While the government focuses on cities, Sudanese exiles returning to rural villages will continue to rely on nonprofit groups and their own hands to produce what they need to survive. Even under difficult conditions and an uncertain future, the Christians in Borongole seem glad to be home. As the sun rose over the tents and huts one morning last month, they finished morning worship singing, "This is the place that the Lord has made. We will rejoice and be glad in it."
(Note: This article has been corrected to reflect that Operation Nehemiah began work in 1993.)
War without end
1983: Arab-dominated government in the North adopts Islamic law. The predominantly Christian South resists.

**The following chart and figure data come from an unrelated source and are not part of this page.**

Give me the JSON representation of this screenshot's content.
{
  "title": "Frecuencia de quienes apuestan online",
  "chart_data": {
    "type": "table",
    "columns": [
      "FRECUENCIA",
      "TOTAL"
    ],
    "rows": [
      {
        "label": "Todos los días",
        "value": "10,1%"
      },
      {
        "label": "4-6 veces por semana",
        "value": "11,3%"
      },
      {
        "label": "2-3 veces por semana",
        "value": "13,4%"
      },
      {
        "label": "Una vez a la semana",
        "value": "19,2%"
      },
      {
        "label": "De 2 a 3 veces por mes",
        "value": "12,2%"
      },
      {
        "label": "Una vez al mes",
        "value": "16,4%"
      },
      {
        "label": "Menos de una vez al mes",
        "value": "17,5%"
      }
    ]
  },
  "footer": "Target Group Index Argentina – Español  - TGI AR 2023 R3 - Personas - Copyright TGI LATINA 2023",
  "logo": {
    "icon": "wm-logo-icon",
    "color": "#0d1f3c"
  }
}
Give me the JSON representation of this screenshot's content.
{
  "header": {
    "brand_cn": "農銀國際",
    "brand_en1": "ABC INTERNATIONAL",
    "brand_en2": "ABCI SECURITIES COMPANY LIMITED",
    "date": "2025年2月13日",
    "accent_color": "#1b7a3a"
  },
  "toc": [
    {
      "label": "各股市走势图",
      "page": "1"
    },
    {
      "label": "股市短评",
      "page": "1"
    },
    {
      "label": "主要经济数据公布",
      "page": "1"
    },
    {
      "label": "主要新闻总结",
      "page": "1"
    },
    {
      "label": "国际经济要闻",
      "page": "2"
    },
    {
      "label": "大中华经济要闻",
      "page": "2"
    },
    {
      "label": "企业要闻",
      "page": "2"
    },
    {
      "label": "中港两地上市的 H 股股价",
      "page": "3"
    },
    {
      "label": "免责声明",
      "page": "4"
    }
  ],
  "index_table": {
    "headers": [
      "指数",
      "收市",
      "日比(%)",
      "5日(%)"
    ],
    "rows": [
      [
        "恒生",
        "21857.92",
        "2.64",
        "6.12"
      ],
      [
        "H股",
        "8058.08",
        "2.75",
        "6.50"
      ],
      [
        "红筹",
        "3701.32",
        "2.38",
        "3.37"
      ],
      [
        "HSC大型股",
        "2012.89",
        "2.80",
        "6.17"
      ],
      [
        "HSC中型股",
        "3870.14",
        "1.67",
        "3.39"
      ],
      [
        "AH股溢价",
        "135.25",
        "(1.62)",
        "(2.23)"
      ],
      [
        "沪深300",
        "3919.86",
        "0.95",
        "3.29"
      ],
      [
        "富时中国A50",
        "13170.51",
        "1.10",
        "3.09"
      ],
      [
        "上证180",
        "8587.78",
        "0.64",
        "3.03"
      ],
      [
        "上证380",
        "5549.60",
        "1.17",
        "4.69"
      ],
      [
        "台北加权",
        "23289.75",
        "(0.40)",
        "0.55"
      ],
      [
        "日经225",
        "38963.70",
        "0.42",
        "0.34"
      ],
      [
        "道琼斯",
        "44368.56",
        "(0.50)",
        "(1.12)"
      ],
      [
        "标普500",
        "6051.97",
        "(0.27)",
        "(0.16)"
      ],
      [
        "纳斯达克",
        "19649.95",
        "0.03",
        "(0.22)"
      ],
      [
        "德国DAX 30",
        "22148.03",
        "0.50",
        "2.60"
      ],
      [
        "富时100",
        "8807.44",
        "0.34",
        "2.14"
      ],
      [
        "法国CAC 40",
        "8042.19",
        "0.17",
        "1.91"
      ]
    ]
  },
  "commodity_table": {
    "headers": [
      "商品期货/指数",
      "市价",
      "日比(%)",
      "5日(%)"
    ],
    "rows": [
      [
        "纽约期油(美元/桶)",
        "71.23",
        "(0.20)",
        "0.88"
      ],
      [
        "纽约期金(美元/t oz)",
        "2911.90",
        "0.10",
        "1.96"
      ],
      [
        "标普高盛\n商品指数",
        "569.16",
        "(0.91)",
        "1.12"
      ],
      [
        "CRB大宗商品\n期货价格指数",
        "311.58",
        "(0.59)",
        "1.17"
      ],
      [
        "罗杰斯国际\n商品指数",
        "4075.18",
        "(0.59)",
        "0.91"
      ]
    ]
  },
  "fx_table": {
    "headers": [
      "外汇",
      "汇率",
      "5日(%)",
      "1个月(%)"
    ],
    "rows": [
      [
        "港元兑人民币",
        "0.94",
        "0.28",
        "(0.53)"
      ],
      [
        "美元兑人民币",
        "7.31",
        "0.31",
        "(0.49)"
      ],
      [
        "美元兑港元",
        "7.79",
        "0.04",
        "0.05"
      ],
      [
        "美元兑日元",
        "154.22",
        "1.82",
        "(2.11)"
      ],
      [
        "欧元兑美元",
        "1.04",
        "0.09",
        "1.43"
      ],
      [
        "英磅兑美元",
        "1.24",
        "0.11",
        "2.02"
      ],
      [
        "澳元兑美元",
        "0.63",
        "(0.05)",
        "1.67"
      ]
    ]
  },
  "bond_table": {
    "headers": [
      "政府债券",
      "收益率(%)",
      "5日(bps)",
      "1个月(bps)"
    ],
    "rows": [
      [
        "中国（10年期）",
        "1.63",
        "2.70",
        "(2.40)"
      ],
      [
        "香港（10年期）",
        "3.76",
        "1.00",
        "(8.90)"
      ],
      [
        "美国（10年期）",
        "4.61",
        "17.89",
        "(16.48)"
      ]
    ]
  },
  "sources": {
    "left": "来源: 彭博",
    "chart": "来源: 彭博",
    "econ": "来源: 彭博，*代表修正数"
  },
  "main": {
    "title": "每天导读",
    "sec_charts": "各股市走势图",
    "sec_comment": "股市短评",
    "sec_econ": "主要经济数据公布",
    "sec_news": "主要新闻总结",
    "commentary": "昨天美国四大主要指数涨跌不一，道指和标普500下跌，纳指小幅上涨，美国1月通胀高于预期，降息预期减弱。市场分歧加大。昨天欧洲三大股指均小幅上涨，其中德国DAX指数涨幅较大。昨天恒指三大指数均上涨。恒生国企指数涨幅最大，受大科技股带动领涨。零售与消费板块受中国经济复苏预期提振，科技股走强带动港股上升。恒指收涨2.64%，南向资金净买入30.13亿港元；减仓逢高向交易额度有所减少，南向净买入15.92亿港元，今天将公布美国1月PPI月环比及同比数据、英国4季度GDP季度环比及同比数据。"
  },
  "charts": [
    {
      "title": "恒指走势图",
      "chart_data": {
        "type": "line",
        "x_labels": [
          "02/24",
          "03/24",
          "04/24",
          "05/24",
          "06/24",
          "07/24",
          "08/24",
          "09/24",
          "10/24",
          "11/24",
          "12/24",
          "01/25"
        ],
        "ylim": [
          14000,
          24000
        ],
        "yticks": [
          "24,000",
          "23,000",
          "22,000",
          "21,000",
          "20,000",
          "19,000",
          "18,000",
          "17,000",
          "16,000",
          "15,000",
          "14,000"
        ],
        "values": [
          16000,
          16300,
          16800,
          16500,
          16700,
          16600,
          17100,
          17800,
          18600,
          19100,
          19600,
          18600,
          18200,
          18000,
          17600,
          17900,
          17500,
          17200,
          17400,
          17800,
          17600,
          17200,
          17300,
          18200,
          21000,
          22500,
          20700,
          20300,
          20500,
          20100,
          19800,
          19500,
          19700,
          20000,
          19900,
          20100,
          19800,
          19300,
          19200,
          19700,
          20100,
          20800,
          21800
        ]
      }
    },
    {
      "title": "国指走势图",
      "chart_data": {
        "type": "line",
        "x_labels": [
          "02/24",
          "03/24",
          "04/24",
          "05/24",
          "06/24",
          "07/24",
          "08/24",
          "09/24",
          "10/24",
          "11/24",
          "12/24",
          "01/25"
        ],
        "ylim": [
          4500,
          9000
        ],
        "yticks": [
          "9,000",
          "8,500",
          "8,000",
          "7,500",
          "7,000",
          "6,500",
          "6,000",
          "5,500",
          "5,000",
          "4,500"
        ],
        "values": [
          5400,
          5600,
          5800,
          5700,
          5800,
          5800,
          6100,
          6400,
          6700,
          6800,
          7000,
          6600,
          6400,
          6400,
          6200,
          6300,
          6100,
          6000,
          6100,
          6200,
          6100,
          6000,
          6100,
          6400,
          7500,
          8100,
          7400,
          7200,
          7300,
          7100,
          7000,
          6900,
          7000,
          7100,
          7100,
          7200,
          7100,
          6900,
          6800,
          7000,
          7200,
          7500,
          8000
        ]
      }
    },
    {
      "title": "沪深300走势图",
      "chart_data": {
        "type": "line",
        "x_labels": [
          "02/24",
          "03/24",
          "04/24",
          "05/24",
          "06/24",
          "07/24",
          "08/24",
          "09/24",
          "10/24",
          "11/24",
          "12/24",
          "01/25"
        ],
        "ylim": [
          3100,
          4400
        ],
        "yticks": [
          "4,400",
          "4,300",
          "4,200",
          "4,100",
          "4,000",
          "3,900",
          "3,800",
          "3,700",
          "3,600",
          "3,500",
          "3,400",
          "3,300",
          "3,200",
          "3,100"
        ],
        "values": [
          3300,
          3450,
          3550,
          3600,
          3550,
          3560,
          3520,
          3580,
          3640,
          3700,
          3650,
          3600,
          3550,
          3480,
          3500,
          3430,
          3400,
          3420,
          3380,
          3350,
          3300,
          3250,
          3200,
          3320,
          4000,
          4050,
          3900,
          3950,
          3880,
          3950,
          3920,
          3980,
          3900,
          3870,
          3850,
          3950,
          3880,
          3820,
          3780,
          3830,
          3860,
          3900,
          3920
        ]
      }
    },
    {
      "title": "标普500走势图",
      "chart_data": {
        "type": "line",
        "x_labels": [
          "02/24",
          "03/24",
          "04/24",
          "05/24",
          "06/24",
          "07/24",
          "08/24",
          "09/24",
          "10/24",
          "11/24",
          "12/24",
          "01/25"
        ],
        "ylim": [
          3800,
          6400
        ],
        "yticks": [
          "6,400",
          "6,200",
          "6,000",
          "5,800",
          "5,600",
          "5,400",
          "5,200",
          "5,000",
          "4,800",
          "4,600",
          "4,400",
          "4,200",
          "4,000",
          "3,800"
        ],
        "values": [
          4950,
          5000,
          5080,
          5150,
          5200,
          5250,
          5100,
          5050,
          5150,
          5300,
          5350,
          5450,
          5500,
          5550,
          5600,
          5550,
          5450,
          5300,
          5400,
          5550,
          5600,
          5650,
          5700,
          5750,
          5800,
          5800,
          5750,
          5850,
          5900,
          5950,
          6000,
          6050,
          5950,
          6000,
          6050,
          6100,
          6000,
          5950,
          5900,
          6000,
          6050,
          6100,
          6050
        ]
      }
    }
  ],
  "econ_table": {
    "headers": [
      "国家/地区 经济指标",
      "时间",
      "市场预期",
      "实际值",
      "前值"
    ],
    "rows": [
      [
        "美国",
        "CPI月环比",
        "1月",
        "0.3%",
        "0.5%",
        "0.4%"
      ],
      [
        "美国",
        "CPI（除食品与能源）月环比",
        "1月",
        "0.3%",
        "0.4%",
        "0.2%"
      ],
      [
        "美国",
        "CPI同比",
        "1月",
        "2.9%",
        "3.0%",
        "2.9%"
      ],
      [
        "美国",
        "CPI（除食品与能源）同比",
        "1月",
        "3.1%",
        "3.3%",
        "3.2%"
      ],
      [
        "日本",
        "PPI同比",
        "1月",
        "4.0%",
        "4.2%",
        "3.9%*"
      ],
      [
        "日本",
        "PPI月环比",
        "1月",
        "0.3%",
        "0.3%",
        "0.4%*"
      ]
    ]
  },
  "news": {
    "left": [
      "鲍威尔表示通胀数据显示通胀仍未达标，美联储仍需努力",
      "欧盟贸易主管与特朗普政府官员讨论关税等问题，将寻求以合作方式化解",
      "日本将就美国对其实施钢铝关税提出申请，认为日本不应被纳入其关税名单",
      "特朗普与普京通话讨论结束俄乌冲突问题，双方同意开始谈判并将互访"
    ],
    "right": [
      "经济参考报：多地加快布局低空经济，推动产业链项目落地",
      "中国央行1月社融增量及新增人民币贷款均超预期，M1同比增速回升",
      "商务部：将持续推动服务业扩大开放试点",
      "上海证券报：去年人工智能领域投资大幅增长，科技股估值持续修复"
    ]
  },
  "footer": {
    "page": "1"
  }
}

1983-1984: Southern rebels form the Sudan People's Liberation Army (SPLA) and a political organization, Sudan People's Liberation Movement (SPLM), to bolster resistance.
1989: Lt. Gen. Omar Hassan al-Bashir takes power in a coup-and remains in power today.
1990: Northern forces begin a bloody campaign that kills 2 million and drives 4 million from their homes.
1997: Peace talks begin in Nairobi but soon collapse.
2002-2004: SPLA chief John Garang and international community push peace talks to a final deal.
January 2005: North and South sign Comprehensive Peace Agreement (CPA) to end civil war.
July 2005: Garang sworn in as Sudan's first vice president. Twenty-one days later, Garang dies in a helicopter crash.
August 2005: Salva Kiir, a remaining founding member of the SPLM, sworn in as vice president.
December 2005: UN begins repatriation program to return southern refugees home.